Pingora: A Rust Framework for Network Services
Interestingly, Cloudflare has positioned Pingora as more than just a reverse proxy. They have open-sourced Pingora as a Rust framework for building programmable network services. This framework provides libraries and APIs for handling protocols like HTTP/1, HTTP/2, and gRPC, as well as load balancing, failover strategies, and security features like OpenSSL and BoringSSL integration.

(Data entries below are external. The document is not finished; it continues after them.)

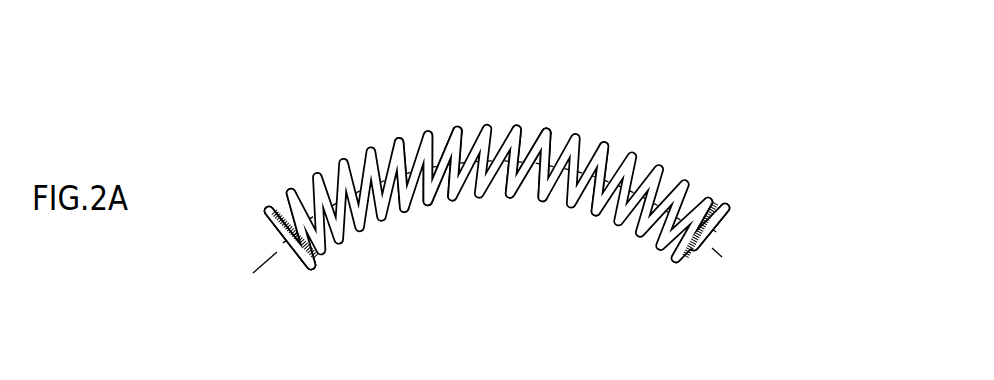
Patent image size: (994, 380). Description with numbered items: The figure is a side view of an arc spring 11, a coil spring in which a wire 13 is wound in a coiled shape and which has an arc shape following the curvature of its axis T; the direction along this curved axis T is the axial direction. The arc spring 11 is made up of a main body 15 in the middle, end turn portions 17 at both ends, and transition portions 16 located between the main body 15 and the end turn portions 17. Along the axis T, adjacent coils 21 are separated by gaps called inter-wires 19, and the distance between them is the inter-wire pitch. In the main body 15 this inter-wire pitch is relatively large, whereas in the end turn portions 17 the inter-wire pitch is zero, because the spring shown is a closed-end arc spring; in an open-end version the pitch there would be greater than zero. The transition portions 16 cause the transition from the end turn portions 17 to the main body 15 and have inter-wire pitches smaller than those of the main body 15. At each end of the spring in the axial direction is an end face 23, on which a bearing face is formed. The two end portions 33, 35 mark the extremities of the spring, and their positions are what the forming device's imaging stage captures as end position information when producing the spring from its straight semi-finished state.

The arc spring 11 is at (670, 148).
The wire 13 is at (406, 136).
The main body 15 is at (541, 133).
The transition portion 16 is at (321, 264).
The end turn portion 17 is at (265, 212).
The inter-wire 19 is at (419, 210).
The coil 21 is at (457, 130).
The end face 23 is at (275, 232).
The end portion 33 is at (680, 269).
The end portion 35 is at (298, 263).
The axis T is at (727, 263).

The selling point of Pingora is its extensive customization capabilities. Users can leverage Pingora’s filters and callbacks to tailor how requests are processed, transformed, and forwarded. This level of customization is particularly appealing for services that require extensive modifications or unique features not typically found in traditional proxies.
The Impact on Service Meshes
As Pingora gains traction, it’s natural to wonder about its potential impact on existing service mesh solutions like Linkerd, Istio, and Envoy. These service meshes have established themselves as crucial components in modern microservices architectures, providing features like traffic management, observability, and security.
While Pingora may not directly compete with these service meshes in terms of their comprehensive feature sets, it could potentially disrupt the reverse proxy landscape. Service mesh adopters might consider leveraging Pingora’s customizable architecture and Rust-based foundation for building their custom proxies or integrating them into their existing service mesh solutions.
The Possibility of a “Vanilla” Pingora Proxy
Given Pingora’s extensive customization capabilities, some speculate that a “vanilla” version of Pingora, pre-configured with common proxy settings, might emerge in the future. This could potentially appeal to users who desire an out-of-the-box solution while still benefiting from Pingora’s performance and security advantages.